Even in states with “Ban the Box” regulations, there is some evidence that employers will simply not hire Blacks or Hispanics rather than “risking” hiring an ex-offender. Of course, the economists call this a mere case of “statistical discrimination” when we should call it what it is—racism. Thus we find that in many areas we can no longer just insist on trying to destigmatize those folks who have been caught up in the system, but we must attack the very core of the criminalization of whole communities.

The first step in this is to seriously question the value of the use of police as the uber-response to all of our social ills in contemporary America. Such an approach literally steals people from the very communities, robs them of their lives and the ability to build wealth and education in mainstream institutions because we literally lock out those who have been locked up. This is a vital, and entirely under considered issue in the larger field of community and economic development, but it is one we must fully embrace.

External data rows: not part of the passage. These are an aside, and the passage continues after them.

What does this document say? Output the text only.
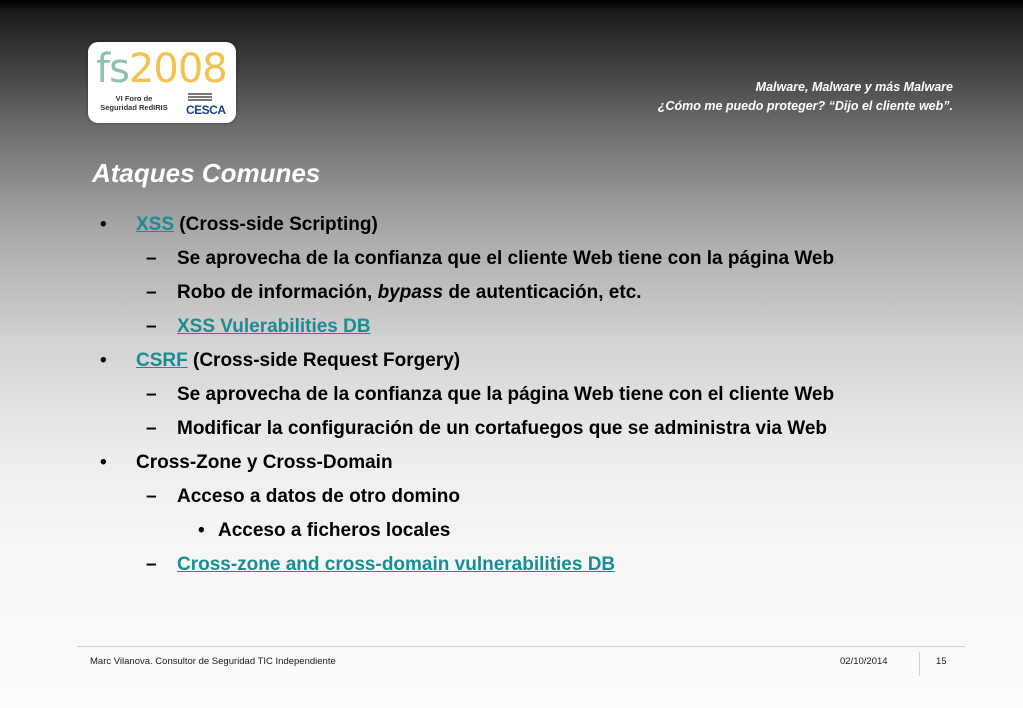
fs2008
VI Foro de
Seguridad RedIRIS	CESCA
Malware, Malware y más Malware
¿Cómo me puedo proteger? “Dijo el cliente web”.
Ataques Comunes
• XSS (Cross-side Scripting)
– Se aprovecha de la confianza que el cliente Web tiene con la página Web
– Robo de información, bypass de autenticación, etc.
– XSS Vulerabilities DB
• CSRF (Cross-side Request Forgery)
– Se aprovecha de la confianza que la página Web tiene con el cliente Web
– Modificar la configuración de un cortafuegos que se administra via Web
• Cross-Zone y Cross-Domain
– Acceso a datos de otro domino
• Acceso a ficheros locales
– Cross-zone and cross-domain vulnerabilities DB
Marc Vilanova. Consultor de Seguridad TIC Independiente	02/10/2014	15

We must look toward joining explicitly with prison reform and prison abolition groups in demanding not only the reform of prisons but also the reform of policing as we know it. We need to demand policies that limit the exposure people have to the police in marginalized communities, as well as funding for alternative institutional responses to police. This means restoring funding for mental health services, funding emergency responses that are independent of police, adequately funding and desegregating our schools, passing Ban the Box legislation, and demanding the de-militarization of police forces along with thoroughly vetting applicants and supporting their ongoing training. If we really desire the creation of healthy communities where everyone has the opportunity to truly pursue their best lives, then we can no longer sit by and watch the potential of whole communities be stolen in the night and locked away. We have to start talking about our cops.